В своём предвидении неизбежного кризиса, фиаско временности Юрий Кузнецов был действительно настоящим пророком. Поэт предостерегал какот самого страшного – от утраты исторической памяти, а вместе с тем, и Родины. Как набат звучит его стихотворение «Последняя ночь»:
Я погиб, хотя еще не умер,
Мне приснились сны моих врагов.
Я увидел их и обезумел
В ночь перед скончанием веков.
Верно, мне позволил Бог увидеть,
Как умеют предавать свои,
Как чужие могут ненавидеть
В ночь перед сожжением любви.
Жизнь прошла, но я еще не умер.
Слава – дым иль мара на пути.
Я увидел дым и обезумел:
Мне его не удержать в горсти!
Я увидел сны врагов природы,
А не только сны моих врагов.
Мне приснилась ненависть свободы
В ночь перед скончанием веков.
Я услышал, как шумят чужие,
А не только говорят свои.
Я услышал, как молчит Россия
В ночь перед сожжением любви.
Вон уже пылает хата с краю,
Вон бегут все крысы бытия!
Я погиб, хотя за край хватаю:
− Господи! А Родина моя?!
Ощущением разверзшейся бездны, куда может попасть и вся русская цивилизация вместе с народом, пропитано стихотворение «Предчувствие»:
Все опасней в Москве, все несчастней в глуши,
Всюду рыщет нечистая сила.
В морду первому встречному дал от души,
И заныла рука, и заныла.
Все грозней небеса, все темней облака.
Ой, скаженная будет погода!
К перемене погоды заныла рука,
А душа – к перемене народа.
Обостренное чувство вечных ценностей, доверенных предками потомкам на сохранение и приумножение, прорывается в каждом стихотворении Кузнецова, и в каждом стихотворении вечное и временное показывают путь читателю, заставляют его задуматься, какой выбор ценностей сделает он и как это повлияет на жизнь и время.

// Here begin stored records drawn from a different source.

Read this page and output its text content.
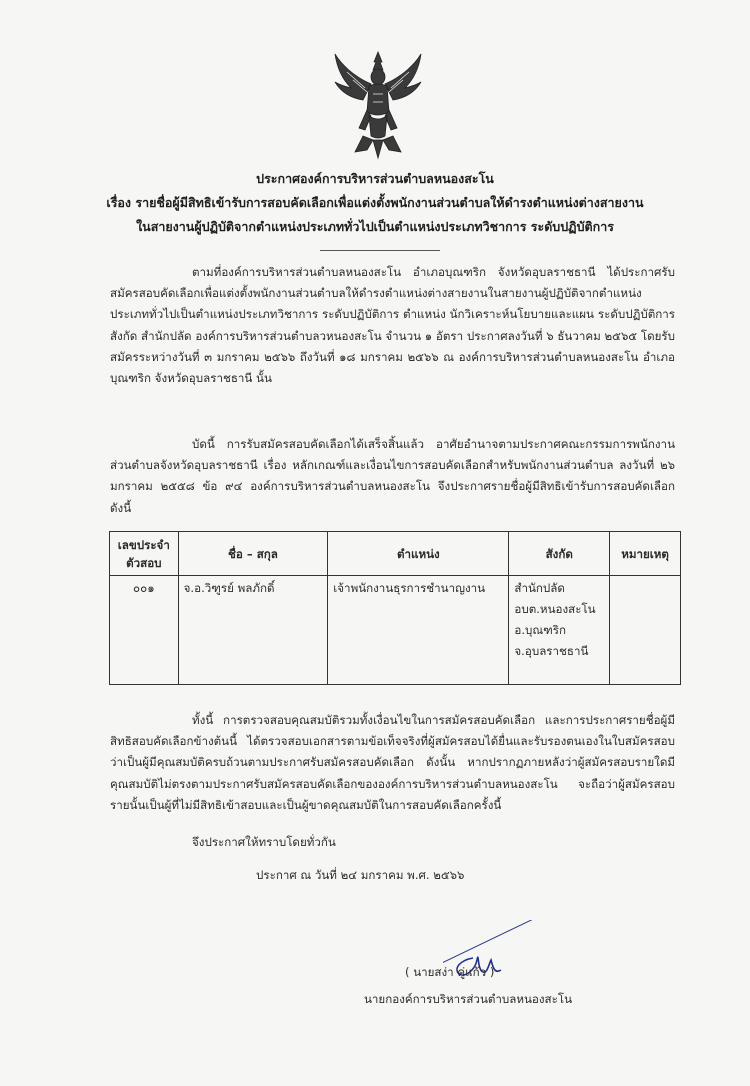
ประกาศองค์การบริหารส่วนตำบลหนองสะโน
เรื่อง รายชื่อผู้มีสิทธิเข้ารับการสอบคัดเลือกเพื่อแต่งตั้งพนักงานส่วนตำบลให้ดำรงตำแหน่งต่างสายงาน
ในสายงานผู้ปฏิบัติจากตำแหน่งประเภททั่วไปเป็นตำแหน่งประเภทวิชาการ ระดับปฏิบัติการ
ตามที่องค์การบริหารส่วนตำบลหนองสะโน อำเภอบุณฑริก จังหวัดอุบลราชธานี ได้ประกาศรับสมัครสอบคัดเลือกเพื่อแต่งตั้งพนักงานส่วนตำบลให้ดำรงตำแหน่งต่างสายงานในสายงานผู้ปฏิบัติจากตำแหน่งประเภททั่วไปเป็นตำแหน่งประเภทวิชาการ ระดับปฏิบัติการ ตำแหน่ง นักวิเคราะห์นโยบายและแผน ระดับปฏิบัติการ สังกัด สำนักปลัด องค์การบริหารส่วนตำบลวหนองสะโน จำนวน ๑ อัตรา ประกาศลงวันที่ ๖ ธันวาคม ๒๕๖๕ โดยรับสมัครระหว่างวันที่ ๓ มกราคม ๒๕๖๖ ถึงวันที่ ๑๘ มกราคม ๒๕๖๖ ณ องค์การบริหารส่วนตำบลหนองสะโน อำเภอบุณฑริก จังหวัดอุบลราชธานี นั้น
บัดนี้ การรับสมัครสอบคัดเลือกได้เสร็จสิ้นแล้ว อาศัยอำนาจตามประกาศคณะกรรมการพนักงานส่วนตำบลจังหวัดอุบลราชธานี เรื่อง หลักเกณฑ์และเงื่อนไขการสอบคัดเลือกสำหรับพนักงานส่วนตำบล ลงวันที่ ๒๖ มกราคม ๒๕๕๘ ข้อ ๙๔ องค์การบริหารส่วนตำบลหนองสะโน จึงประกาศรายชื่อผู้มีสิทธิเข้ารับการสอบคัดเลือก ดังนี้
เลขประจำตัวสอบ	ชื่อ – สกุล	ตำแหน่ง	สังกัด	หมายเหตุ
๐๐๑	จ.อ.วิฑูรย์ พลภักดิ์	เจ้าพนักงานธุรการชำนาญงาน	สำนักปลัด
อบต.หนองสะโน
อ.บุณฑริก
จ.อุบลราชธานี	

ทั้งนี้ การตรวจสอบคุณสมบัติรวมทั้งเงื่อนไขในการสมัครสอบคัดเลือก และการประกาศรายชื่อผู้มีสิทธิสอบคัดเลือกข้างต้นนี้ ได้ตรวจสอบเอกสารตามข้อเท็จจริงที่ผู้สมัครสอบได้ยื่นและรับรองตนเองในใบสมัครสอบว่าเป็นผู้มีคุณสมบัติครบถ้วนตามประกาศรับสมัครสอบคัดเลือก ดังนั้น หากปรากฏภายหลังว่าผู้สมัครสอบรายใดมีคุณสมบัติไม่ตรงตามประกาศรับสมัครสอบคัดเลือกขององค์การบริหารส่วนตำบลหนองสะโน จะถือว่าผู้สมัครสอบรายนั้นเป็นผู้ที่ไม่มีสิทธิเข้าสอบและเป็นผู้ขาดคุณสมบัติในการสอบคัดเลือกครั้งนี้
จึงประกาศให้ทราบโดยทั่วกัน
ประกาศ ณ วันที่ ๒๔ มกราคม พ.ศ. ๒๕๖๖
( นายสง่า คู่แก้ว )
นายกองค์การบริหารส่วนตำบลหนองสะโน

Не хотелось бы сводить рассуждения о поэзии Юрия Кузнецова к дискуссиям о том, модернист он или постмодернист. Для творца эти ярлыки ничего не значат, вызывают ироничную усмешку. Для поэта главное – увидеть красоту жизни и рассказать о ней другим. Пробираться своей колеёй, но с ощущением того, что идешь не в пустыне, до тебя здесь были люди, позаботившиеся о том, чтобы тебе этот путь не казался одиноким и страшным, чтобы знать, на какие вершины духа ориентироваться, чтобы сверяться с компасом тех ценностей, которыми гордились и которые создавали наши предки. И в поэзии Юрия Кузнецова таким компасом, такими флажками, на мой взгляд, становятся категории вечности и временности, которые и помогают не только поэту, но и любому человеку понять смысл своей и всеобщей жизни.